How the hell do you do quantum computing and get right answers every time?
You get probabilities to a certain level of confidence and precision.
For example, in predictive analytics of an election or global warming or the superbowl, we say there is an X% of global warming. And we have Y% confidence that it is X%.
Then, with more data, we should be able to improve the precision to X.a% and Y.b%...and with even more precision X.a2% and Y.b2%. On a purely mathematical basis the analytics we constantly improve on what St Paul quoted the Greeks: We see through a Glass Darkly.
The real problem is not in mathematics, but in human bias imposed on the mathematics. IBM Healthcare imposes human bias on there analytics and comes out with the wrong boneheaded conclusion, not because their hardware or systems software is defective, but because garbage in, garbage out. (I use IBM Healthcare analytics professionally.)
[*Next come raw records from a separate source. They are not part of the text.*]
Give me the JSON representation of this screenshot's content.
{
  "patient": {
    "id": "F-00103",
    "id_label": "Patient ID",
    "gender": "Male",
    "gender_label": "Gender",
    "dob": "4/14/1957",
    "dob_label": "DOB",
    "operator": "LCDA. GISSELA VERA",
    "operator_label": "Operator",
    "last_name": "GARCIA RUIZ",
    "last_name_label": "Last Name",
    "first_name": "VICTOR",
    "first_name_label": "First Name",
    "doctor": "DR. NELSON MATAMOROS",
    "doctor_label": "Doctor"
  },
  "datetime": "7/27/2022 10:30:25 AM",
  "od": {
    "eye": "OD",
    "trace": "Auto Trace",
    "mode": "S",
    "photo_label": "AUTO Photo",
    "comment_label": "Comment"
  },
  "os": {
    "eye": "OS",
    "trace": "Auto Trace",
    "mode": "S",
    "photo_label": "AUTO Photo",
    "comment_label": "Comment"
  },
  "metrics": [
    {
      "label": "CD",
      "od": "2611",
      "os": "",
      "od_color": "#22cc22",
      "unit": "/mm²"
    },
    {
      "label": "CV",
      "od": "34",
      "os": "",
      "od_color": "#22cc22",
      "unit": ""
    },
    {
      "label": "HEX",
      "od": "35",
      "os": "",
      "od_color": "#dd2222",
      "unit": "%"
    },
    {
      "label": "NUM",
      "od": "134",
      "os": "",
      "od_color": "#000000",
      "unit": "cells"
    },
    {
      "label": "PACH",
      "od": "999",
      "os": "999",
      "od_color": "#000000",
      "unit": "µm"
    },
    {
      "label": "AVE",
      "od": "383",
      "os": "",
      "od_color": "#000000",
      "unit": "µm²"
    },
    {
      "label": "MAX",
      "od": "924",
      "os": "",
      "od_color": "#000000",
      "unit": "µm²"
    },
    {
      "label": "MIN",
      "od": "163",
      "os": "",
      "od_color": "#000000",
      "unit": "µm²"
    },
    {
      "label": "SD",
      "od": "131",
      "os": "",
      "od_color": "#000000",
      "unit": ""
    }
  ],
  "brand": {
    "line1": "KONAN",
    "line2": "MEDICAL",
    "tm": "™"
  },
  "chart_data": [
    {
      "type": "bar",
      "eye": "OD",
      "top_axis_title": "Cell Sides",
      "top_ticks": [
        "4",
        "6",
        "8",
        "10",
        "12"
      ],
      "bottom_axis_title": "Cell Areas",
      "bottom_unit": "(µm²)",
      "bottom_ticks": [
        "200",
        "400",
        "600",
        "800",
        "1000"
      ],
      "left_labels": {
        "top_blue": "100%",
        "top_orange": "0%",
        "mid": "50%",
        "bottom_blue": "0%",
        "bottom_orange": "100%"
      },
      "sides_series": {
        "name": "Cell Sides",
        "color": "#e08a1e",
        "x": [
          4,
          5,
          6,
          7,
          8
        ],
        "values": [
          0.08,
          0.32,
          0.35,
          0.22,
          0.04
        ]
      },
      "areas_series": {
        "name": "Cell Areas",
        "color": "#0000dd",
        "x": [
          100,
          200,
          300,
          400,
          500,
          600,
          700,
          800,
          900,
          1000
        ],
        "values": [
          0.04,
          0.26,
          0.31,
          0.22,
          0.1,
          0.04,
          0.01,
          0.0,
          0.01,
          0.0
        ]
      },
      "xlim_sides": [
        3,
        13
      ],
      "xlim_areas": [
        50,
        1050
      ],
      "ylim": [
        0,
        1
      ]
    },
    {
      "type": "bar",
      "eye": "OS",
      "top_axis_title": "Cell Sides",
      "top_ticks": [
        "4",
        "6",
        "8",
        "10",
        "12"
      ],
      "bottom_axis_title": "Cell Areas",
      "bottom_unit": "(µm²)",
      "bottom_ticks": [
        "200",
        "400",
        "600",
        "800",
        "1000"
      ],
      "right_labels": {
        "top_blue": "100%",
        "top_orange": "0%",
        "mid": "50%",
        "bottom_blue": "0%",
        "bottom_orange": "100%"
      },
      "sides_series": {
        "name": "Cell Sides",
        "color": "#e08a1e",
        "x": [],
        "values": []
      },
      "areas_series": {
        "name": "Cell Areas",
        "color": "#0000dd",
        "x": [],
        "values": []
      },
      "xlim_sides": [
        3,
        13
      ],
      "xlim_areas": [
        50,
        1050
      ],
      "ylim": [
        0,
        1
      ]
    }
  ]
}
We see through a glass darkly...and then cherry pick parts of what we see.
Would love to take a quantum computer to the track or vegas. ;-) Agreed. Quantum computing will never come up with the correct answer but it will be close enough. I say this as someone that makes their living writing software.
Let a traditional computer come up with a random number. It isn’t. It is never truly random. It isn’t possible. Add a quantum chip to the traditional hardware and it is.
Have a quantum computer run genetic algorithms? AI is possible. If we want it or not is another question.